Lightyear is an action-packed and visually stunning experience that puts less of a premium on Pixar’s legendary heartfelt comedy. Still, this is a future franchise that’s light-years in the making.
This review of the Disney Pixar film Lightyear does not contain spoilers.
The new Disney Pixar film, Lightyear, is a very clever premise. The Lightyear movie was Andy’s favorite film growing up, which is why he was given the toy we all fell in love with. So, this is not a prequel of sorts. It explores the origin of one of the most beloved animated characters in Hollywood history. The film was even more innovative because Pixar created a virtual IMAX camera for this film. And the result is visually impressive that is worth every penny, never more evident than during the stunning finale. However, the storytelling is more generic than one would expect. It doesn’t exactly go to infinity and beyond, but more like to the same galaxy we have seen countless times before.
This version of Buzz Lightyear is voiced by Chris Evans, the main character in yes, Lightyear. The smash-hit film that Tim Allen’s toy Buzz Lightyear was based on. Confused? It doesn’t matter because Pixar threw Tim Allen untethered into space as Alfonso Cuarón did to George Clooney in Gravity. They grabbed a big name, and who better to embody Pixar’s most heroic, noble, and ambitious character than Captain America? Yes, Allen is not the star he once was, but his voice work in these Pixar films is iconic.
It’s jarring at first. Evans’s voice doesn’t have the timber that Allen brought to Buzz. To be fair, the concept has designs to be different. Here, Buzz and Alisha (Uzo Aduba) are on an intergalactic adventure transporting a colony to a new location. The space rangers take their intergalactic adventure 4.2 million light-years away from Earth. Unfortunately, they land on a hostile planet with the angry vines, probably from Stranger Things. When they try to leave without being swallowed into the ground, Buzz experiences his first professional setback by crashing it.
They are marooned and set up in a colony. A year later, Buzz is ready to test flight a ship through hyperspace so he can find help and be able to rescue the crew to complete the mission. Except, he needs to reach that level at 100%. He fails every time, and when he returns, every time he fails, he returns multiple years pass him by. He is also given an adorable robot cat named Sox (Peter Sohn), his new “Alexa.”

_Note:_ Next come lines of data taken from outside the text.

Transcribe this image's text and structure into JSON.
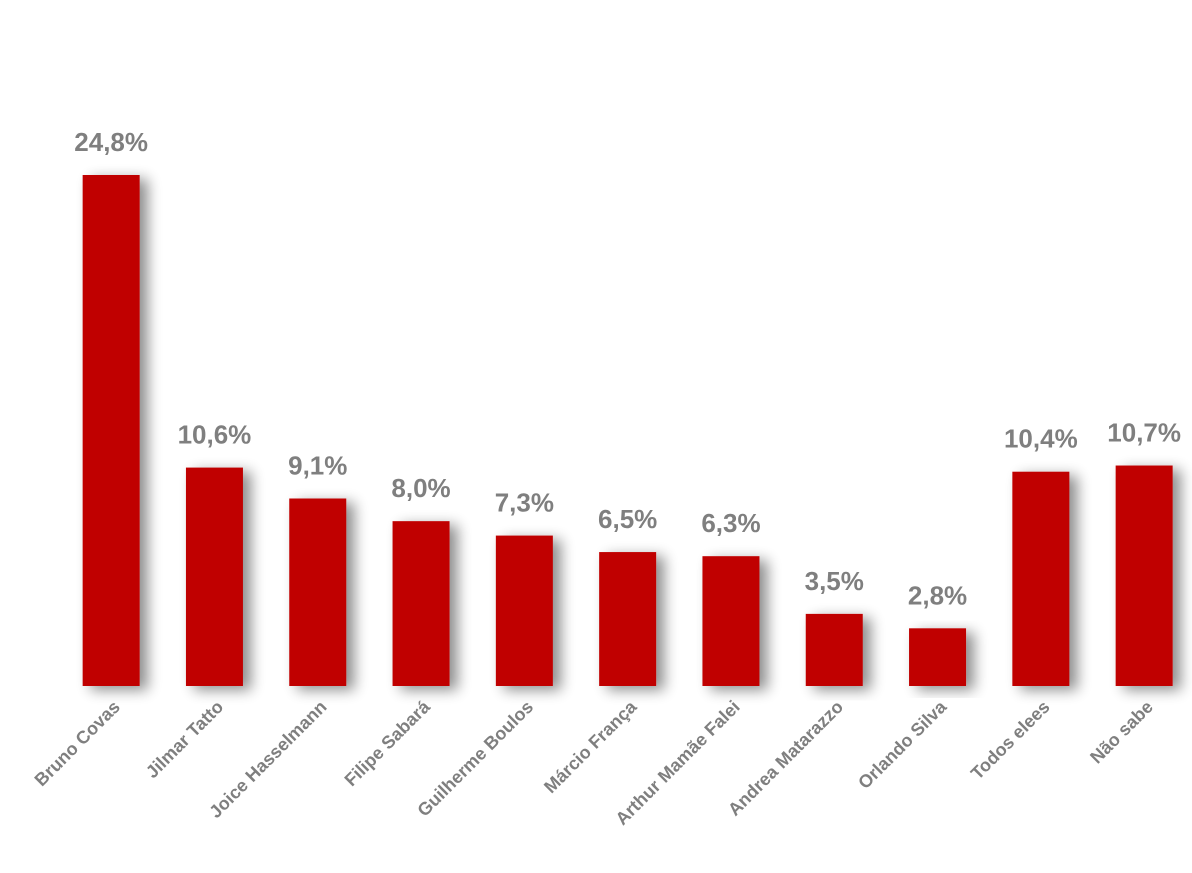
{
  "chart_data": {
    "type": "bar",
    "categories": [
      "Bruno Covas",
      "Jilmar Tatto",
      "Joice Hasselmann",
      "Filipe Sabará",
      "Guilherme Boulos",
      "Márcio França",
      "Arthur Mamãe Falei",
      "Andrea Matarazzo",
      "Orlando Silva",
      "Todos elees",
      "Não sabe"
    ],
    "values": [
      24.8,
      10.6,
      9.1,
      8.0,
      7.3,
      6.5,
      6.3,
      3.5,
      2.8,
      10.4,
      10.7
    ],
    "value_labels": [
      "24,8%",
      "10,6%",
      "9,1%",
      "8,0%",
      "7,3%",
      "6,5%",
      "6,3%",
      "3,5%",
      "2,8%",
      "10,4%",
      "10,7%"
    ],
    "color": "#c00000"
  }
}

Eventually, he returns to the planet, and an alien named Zurg (James Brolin) attacks the colony holding on for dear life by a protective shield. Buzz is locked out but is saved by three training space cadets, including the eager Izzy (Keke Palmer), ultra-anxious Mo (Taika Waititi), and a senior citizen with a talent for committing felonies, Darby (Dale Soules). Together, they team up to save the colony and develop technology to get home.
Directed by Agnus MacLane (Finding Dory), who co-wrote the script with Jason Headley (Onward), the film abandons much of the heartfelt storytelling the studio is known for with action-packed fare. This is a shame since the device of when Buzz keeps losing years was supposed to evoke themes of how time is fleeting. While Buzz’s friends and colleagues are living their lives, he is missing out. The other story concept of a lovable group of underachievers helping Buzz save the planet while teaching an excellent message to younger fans has been done so often in animated films that it has become cliche. While handled expertly, nothing new is brought to the writing table here.

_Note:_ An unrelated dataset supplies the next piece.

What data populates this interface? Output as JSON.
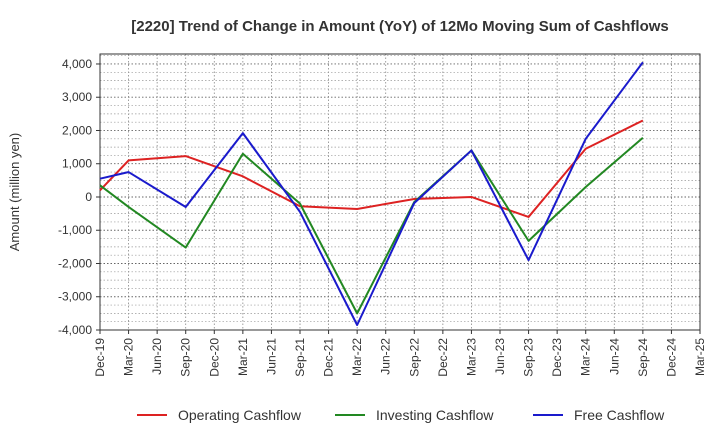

Lightyear is undoubtedly a setup for future installments and has a lot in common with the first Toy Story. I’m in the minority. While liking that film, the studio put a premium on establishing characters to sell toys, and it was not until the last fifteen or twenty minutes that the creative team found that film franchise’s voice. Here, the same concept is applied, putting a premium on character development, including the scene-stealing Sox, which I am positive will be a huge hit for kids this coming holiday season.
There is so much promise developed here that will surely be a setup for a future franchise and subsequent installments. Lightyear is a fun diversion for the family, and the film takes off with a thrilling, visually stunning finale. Now, if they can only solve the gaping-sized plothole of why Andy never was given a Sox toy to play with in the first Toy Story, we can all sleep better. Maybe they will wrap up that little mystery in Toy Story 5 or Lightyear 2.